One class of drugs, in particular, shows some anecdotal evidence of helping. Known as interleukin-6 inhibitors, or IL-6 inhibitors, they block a specific cytokine associated with inflammation. Case reports out of France and China seem to show that patients are helped by the drugs, and Griffin says he’s seeing similar promise on the ground in the New York region, where he’s treating patients with both steroids and IL-6 inhibitors.
“It looks like if they get the interleukin-6 [drug] right as this cytokine storm is ramping up, the impact was dramatic,” he says. In one case, a woman who was close to being put onto a ventilator regained the ability to breath on her own in a matter of hours. Another patient spent only a brief stint on a ventilator, as opposed to the weeks typically required. As of Tuesday, he says he is treating dozens of patients with steroids and IL-6 inhibiting drugs.
“Now I’m going to watch over the next few days,” Griffin says. “Is it durable? Will these people continue to do well?”
Not for everybody
But Hohl says that case reports and anecdotal evidence are not enough to recommend these drugs for everyone. For one thing, he says, they have virtually no track record being used while a patient is battling an infection.
“These drugs are phenomenally effective for rheumatologic conditions,” he says. But blocking the immune system’s communications network as the coronavirus mounts an attack could have unintended consequences.
“For example, IL-6 is important to stimulate the production of antibodies,” Hohl says. It also stimulates the production of T-cells that can fight infection.
Other drugs that act even more broadly in the body, such as corticosteroids, could also raise the risk of a secondary infection, he warns. Bacterial or fungal diseases could end up making the patient sicker than COVID-19 itself.
Hamerman adds that cytokine storms are almost certainly not the only way COVID-19 kills its victims.
“The people who die from COVID-19 are probably dying from many different causes,” she says.
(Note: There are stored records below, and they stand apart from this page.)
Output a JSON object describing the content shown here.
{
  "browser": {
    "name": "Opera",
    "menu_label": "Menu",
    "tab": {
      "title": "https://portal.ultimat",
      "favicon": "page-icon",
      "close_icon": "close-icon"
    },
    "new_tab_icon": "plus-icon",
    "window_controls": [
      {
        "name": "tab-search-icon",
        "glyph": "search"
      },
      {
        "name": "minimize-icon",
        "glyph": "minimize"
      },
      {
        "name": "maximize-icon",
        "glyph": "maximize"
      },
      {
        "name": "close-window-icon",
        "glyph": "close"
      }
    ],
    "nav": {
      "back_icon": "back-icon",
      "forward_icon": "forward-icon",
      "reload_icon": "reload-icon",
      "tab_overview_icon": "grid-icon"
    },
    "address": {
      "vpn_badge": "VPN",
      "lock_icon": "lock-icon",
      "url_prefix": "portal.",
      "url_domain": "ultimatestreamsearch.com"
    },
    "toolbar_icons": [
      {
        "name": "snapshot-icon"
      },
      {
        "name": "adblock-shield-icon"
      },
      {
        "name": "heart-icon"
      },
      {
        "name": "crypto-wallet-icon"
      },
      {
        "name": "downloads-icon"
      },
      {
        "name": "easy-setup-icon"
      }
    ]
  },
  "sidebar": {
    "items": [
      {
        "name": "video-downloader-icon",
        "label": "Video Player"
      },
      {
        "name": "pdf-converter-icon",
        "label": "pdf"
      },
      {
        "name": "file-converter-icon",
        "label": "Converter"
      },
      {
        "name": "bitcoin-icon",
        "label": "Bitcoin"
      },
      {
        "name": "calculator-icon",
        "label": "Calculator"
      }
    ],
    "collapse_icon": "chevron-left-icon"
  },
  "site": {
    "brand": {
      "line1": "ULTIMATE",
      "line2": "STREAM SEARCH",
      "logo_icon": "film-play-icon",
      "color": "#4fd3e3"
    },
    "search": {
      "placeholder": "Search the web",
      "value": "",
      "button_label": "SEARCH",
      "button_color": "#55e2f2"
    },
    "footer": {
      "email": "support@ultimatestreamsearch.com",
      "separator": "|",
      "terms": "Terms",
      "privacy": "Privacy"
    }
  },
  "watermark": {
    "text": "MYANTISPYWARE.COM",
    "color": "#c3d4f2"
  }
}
More data is needed to determine how often a cytokine storm is the cause of a patient’s sudden illness, and when the drugs should be administered.
“It’s not going to help the 85-year-old with hypertension and diabetes,” Cron agrees. “But for those who don’t have chronic underlying diseases, and even for some of those who do, it will — potentially — help them.”
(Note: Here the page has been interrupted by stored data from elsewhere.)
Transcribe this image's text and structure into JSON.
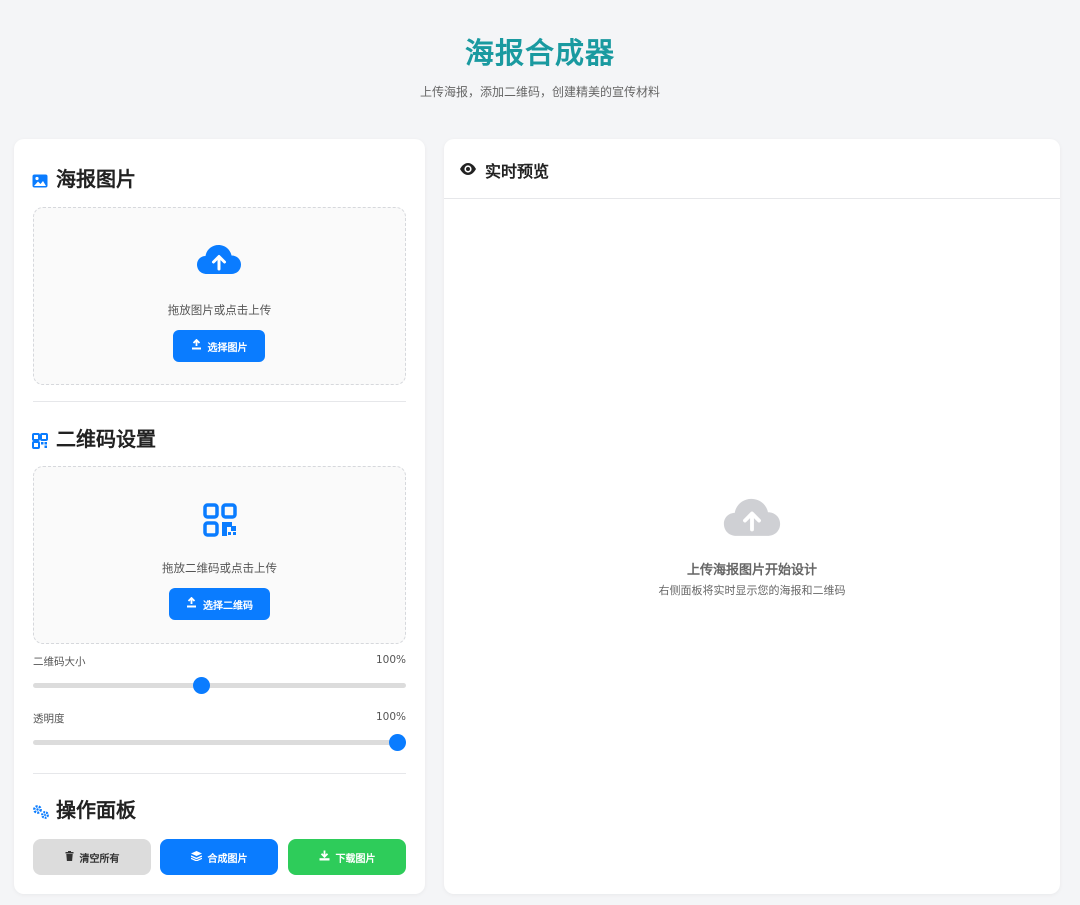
{
  "header": {
    "title": "海报合成器",
    "subtitle": "上传海报，添加二维码，创建精美的宣传材料"
  },
  "poster_section": {
    "title": "海报图片",
    "icon": "image-icon",
    "dropzone_text": "拖放图片或点击上传",
    "button_label": "选择图片"
  },
  "qr_section": {
    "title": "二维码设置",
    "icon": "qrcode-icon",
    "dropzone_text": "拖放二维码或点击上传",
    "button_label": "选择二维码",
    "size_slider": {
      "label": "二维码大小",
      "value_text": "100%",
      "position": 0.45
    },
    "opacity_slider": {
      "label": "透明度",
      "value_text": "100%",
      "position": 1.0
    }
  },
  "actions_section": {
    "title": "操作面板",
    "icon": "cogs-icon",
    "buttons": {
      "clear": "清空所有",
      "compose": "合成图片",
      "download": "下载图片"
    }
  },
  "preview": {
    "title": "实时预览",
    "icon": "eye-icon",
    "placeholder_title": "上传海报图片开始设计",
    "placeholder_sub": "右侧面板将实时显示您的海报和二维码"
  },
  "colors": {
    "accent": "#0a7cff",
    "title": "#1a9aa0",
    "success": "#2ecc5a",
    "neutral": "#dcdcdc"
  }
}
Clinical trials are now underway to test IL-6 inhibitors and other drugs against cytokine storms. Regeneron, one of the companies that makes IL-6 drugs, says that they are conducting clinical trials in the U.S. and Europe.
“We expect we may be able to share initial results of the Phase 2 portion of the U.S. trial by the end of April,” Sarah Cornhill, a company spokesperson, tells NPR in an email. Roche, which also produces another IL-6 inhibitor, is in Phase III trials. Both companies say that they are increasing production of IL-6 inhibitors to cope with anticipated demand for the drug.
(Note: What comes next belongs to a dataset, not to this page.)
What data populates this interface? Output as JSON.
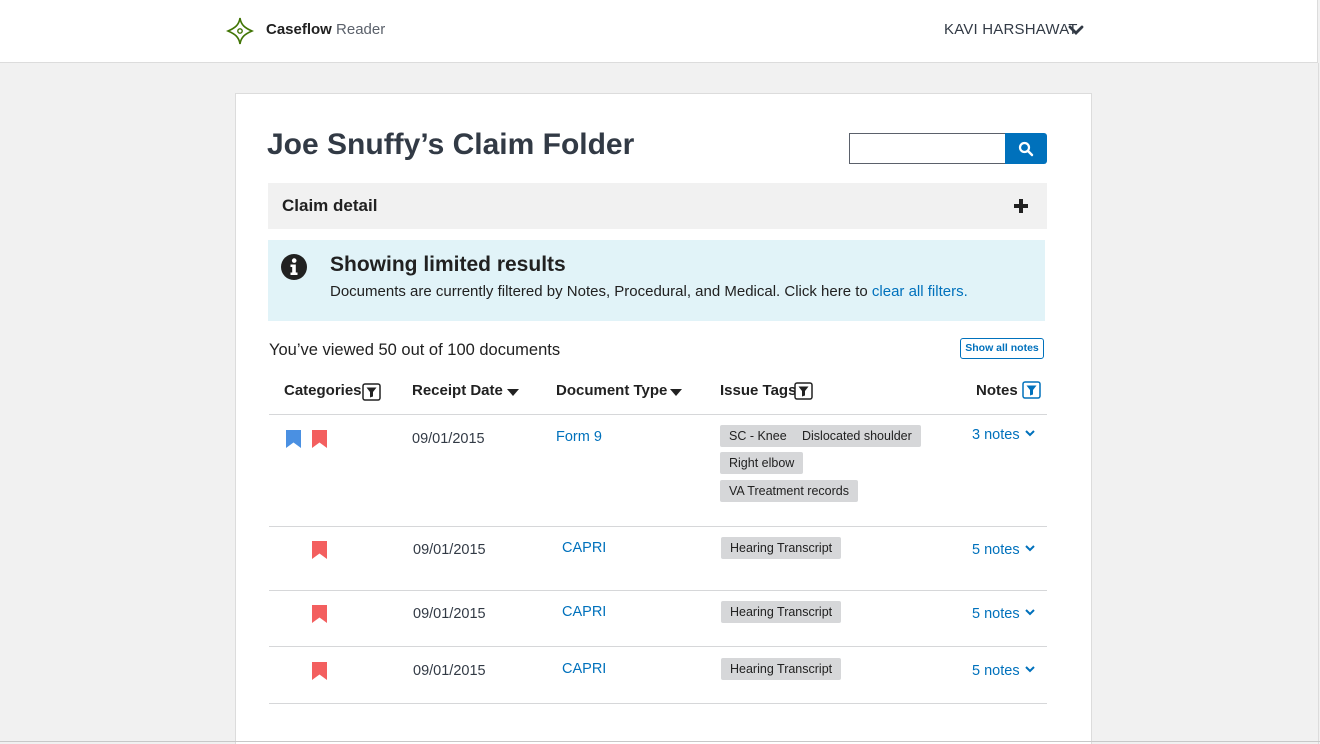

Hohl say clinical trials have not yet opened at Memorial Sloan Kettering. In the meantime, he says, he is already giving anti-inflammatory drugs to patients on a “case-by-case” basis. He is hopeful that, within a matter of months, researchers will know far more about when and how these drugs might be useful in treating some COVID-19 patients.
“We’re using these drugs, but we’re driving blind,” he says. “What I hope is that a landscape will emerge, and we’ll see where the road is.”